The first stage Tozer calls the routine.
“But too many are caught up in the routine, repeating without feeling, without meaning, without wonder and without any happy surprises or expectations.” [Tozer p. 5]
Tozer then says “We go one step further and come to what I call a rut, which is bondage to the routine.” [Tozer p. 5] I have heard a rut described as a grave with both ends kicked out.
The third stage is the most horrid of all it is rot. “This is best explained when the psychology of non-expectation takes over and spiritual rigidity sets in, which is an inability to visualize anything better, a lack of desire for improvement.” [Tozer p. 6]

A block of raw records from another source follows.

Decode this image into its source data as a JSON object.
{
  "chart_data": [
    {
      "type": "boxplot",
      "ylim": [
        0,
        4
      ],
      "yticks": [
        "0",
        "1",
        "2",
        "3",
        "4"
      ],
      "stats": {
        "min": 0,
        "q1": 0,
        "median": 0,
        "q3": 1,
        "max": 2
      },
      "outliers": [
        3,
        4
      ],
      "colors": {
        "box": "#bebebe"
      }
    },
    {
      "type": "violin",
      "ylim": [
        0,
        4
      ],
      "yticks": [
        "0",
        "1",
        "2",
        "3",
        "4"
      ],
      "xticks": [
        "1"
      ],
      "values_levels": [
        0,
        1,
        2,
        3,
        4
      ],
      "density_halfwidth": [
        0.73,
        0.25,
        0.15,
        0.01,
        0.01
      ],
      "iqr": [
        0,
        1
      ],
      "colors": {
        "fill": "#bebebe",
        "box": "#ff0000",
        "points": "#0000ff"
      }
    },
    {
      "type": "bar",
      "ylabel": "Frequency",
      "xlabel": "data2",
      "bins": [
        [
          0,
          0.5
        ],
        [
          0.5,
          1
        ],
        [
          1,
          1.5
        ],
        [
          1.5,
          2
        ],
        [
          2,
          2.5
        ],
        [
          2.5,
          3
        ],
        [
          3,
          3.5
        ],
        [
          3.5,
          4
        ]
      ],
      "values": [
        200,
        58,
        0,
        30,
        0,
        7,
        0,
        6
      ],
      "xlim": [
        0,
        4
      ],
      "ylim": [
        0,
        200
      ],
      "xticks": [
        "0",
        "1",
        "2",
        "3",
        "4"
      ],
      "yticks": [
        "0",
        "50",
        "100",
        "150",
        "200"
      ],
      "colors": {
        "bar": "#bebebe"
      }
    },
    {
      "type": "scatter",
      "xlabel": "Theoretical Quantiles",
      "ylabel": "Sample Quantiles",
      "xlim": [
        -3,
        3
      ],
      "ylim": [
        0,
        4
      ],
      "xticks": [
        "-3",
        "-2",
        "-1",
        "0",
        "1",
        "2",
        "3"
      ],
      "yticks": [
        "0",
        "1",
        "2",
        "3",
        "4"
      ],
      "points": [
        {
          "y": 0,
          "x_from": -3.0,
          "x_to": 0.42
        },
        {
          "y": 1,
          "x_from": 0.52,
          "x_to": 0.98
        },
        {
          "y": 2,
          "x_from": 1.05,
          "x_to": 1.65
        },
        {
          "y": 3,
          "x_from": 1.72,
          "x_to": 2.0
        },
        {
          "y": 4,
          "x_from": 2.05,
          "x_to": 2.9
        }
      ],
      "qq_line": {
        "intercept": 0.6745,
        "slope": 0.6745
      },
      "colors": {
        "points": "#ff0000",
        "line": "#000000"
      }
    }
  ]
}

What sincerely scares me silly about this progression is how easily it can happen. It can even happen when you are sincerely trying to add more people to the church. But to what end? “More people to come and repeat the routine, without feeling, without meaning, without wonder, without surprise.” [pp. 6-7] So what is the answer, “How do we change the church?” Is it in changing the routine? No. The church is made up of people, what ever kind of people they are “that is the kind of church it is – no worse and no better, no wiser, no holier, no more ardent and no more worshipful. To improve the church you must begin with individuals.” (p. 7)
Moses says that it is an eleven day journey to Mt. Sinai and they have now been at it for forty years. The condition that causes this seems to have an inward and an outward manifestation.